トランススタンス

 

トランススタンスとは

 

トランスとはこの場合、違和感を覚える精神状態をいいます。 スタンスとは、「態度」や「立場」という意味を持つ言葉です。トランススタンスとは、現在の自分の立場と自認する立場に差があり、違和感を感じている精神状態のことです。自認する立場とは、本人にとって、本来こうであるはずと思っている自分の立場のことです。それは、自分の将来の理想像というものではなく、本来の私はこうなんだという自覚を持っていることです。

 

 

トランススタンスの性格傾向

 

例えば、自分が一番でないと気が済まない性格の人がいます。ただ負けず嫌いだから一番になりたいという性格の人もいます。ですが、ここで説明する性格は、ただ負けず嫌いなだけではありません。育った家庭環境は関係なく、生まれつきの親分肌です。強い支配欲があり、人に支配されるのを嫌うので、自分が支配する側になりたいと思います。その為、生活圏の中で自分がトップにいる立場、言い換えるなら、ピラミッドの頂点にいないとしっくりせず、ストレスを感じます。歴史上の有名人では、織田信長がこの性格に当てはまります。

このタイプの人は、属している組織の中で、たとえ早く出世して幹部になれたとしても、トップになれる見込みがなければ、独立したいと思います。独立したとしたら、その分野でいつかは日本一になりたいと思いますし、日本一になれたら、今度は世界一になりたいと本気で思います。まるで強迫観念のように、自分が一番にならないと我慢出来ません。現状に満足出来れば問題無いのですが、諦めない闘争心を持っている性格なので、それがなかなか出来ません。このような性格の人は、生きている間に一番にならなければという焦りから、一部の人は無茶な投資をしたり、違法なことに手を染めてしまうしてしまう場合もあります。

立場は、周りの人や社会の中での関係性によって成り立ちます。つまり立場とは、社会性のある言葉で、自分一人で完結するものではありません。トランススタンスで感じたストレスを解消する為に、他の人の立場に自分の立場を重ねることがあります。

例えば、自分が一番でないと気が済まない性格の人が、目指す分野で一番になれなかったとします。その場合は、自分の子供や教え子に自分の後を継がせるかのように、その人が自分の代わりに一番になれるように教育することがあります。そうすることで、自分が一番になれなかった無念を晴らそうとします。もし一番になれたら、これは教えた本人にとっては、自分の力によって他の人を一番にしてあげたことになるので、間接的に自分が一番になったという感覚になります。しかし、もし自分の子供や教え子に選ぶ権利を与えず、半ば強制的に従わせているのであれば、その動機は愛情だけではなく、自分が一番であることを実感する為に、周りの人も巻き込んでしまっていることになります。

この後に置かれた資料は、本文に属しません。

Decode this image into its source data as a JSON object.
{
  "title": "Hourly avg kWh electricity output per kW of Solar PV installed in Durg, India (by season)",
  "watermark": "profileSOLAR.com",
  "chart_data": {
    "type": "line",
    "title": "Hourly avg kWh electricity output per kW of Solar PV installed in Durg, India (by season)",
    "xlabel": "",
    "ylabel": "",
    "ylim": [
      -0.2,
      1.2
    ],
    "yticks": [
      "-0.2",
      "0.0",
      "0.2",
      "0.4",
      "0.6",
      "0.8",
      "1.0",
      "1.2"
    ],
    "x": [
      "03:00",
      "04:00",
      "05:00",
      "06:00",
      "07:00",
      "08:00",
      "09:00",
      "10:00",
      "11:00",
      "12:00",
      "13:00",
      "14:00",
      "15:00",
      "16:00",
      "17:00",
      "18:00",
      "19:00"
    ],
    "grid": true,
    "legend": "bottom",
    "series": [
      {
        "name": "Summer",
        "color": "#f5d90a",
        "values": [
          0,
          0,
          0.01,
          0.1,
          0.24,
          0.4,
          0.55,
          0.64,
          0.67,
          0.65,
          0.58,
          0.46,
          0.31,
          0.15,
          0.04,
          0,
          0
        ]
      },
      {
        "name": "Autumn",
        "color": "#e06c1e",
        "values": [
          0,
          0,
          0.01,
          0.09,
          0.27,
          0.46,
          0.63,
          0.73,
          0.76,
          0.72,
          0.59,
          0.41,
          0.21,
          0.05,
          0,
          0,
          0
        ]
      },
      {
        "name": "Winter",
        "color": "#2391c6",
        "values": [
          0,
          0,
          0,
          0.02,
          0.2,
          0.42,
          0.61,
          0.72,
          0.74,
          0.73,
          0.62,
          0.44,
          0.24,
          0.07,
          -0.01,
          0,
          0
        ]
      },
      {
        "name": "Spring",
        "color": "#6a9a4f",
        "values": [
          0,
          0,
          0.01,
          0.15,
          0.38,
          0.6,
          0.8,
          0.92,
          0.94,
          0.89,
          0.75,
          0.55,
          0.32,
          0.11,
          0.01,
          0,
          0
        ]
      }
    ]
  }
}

上述した性格はトランススタンスの一例ですが、ちなみにこの性格は、顕示性気質と言います。詳しくは、体型別性格類型の項目の中にある大人型のページをご覧下さい。
他にも、別のタイプのトランススタンスもあります。詳しくは、インポスター症候群の項目をご覧下さい。

 

 

トランススタンスとは思われないケース

 

厳密には、トランススタンスで言うところの立場とは、自分の“立ち位置”のことです。立ち位置という表現よりも、立場という表現の方が一般的なので、立場という言葉で説明していたにすぎません。

 

トランススタンスは、現在の自分の立場が、自分が考えている本来の立場より、高い位置か低い位置かということが重要です。例えば、『自分は本来偉大な人間のはずなのに、一番になってない現在の立場には違和感を感じる。』とか、インポスター症候群のように、『自分には実力があまりないのに、他の人より出世している現在の立場は違和感を感じる。』というような違和感です。

 

現在の自分の立場が、自分が考えている本来の立場より、高い位置か低い位置かということを伴わない違和感であれば、それはトランススタンスに含まれません。例えば、『自分は内向的な性格なのに、営業職をやらされているのは違和感を感じる。』というような場合は、自分に与えられた役割が、自分の性格に合っていないことによる違和感です。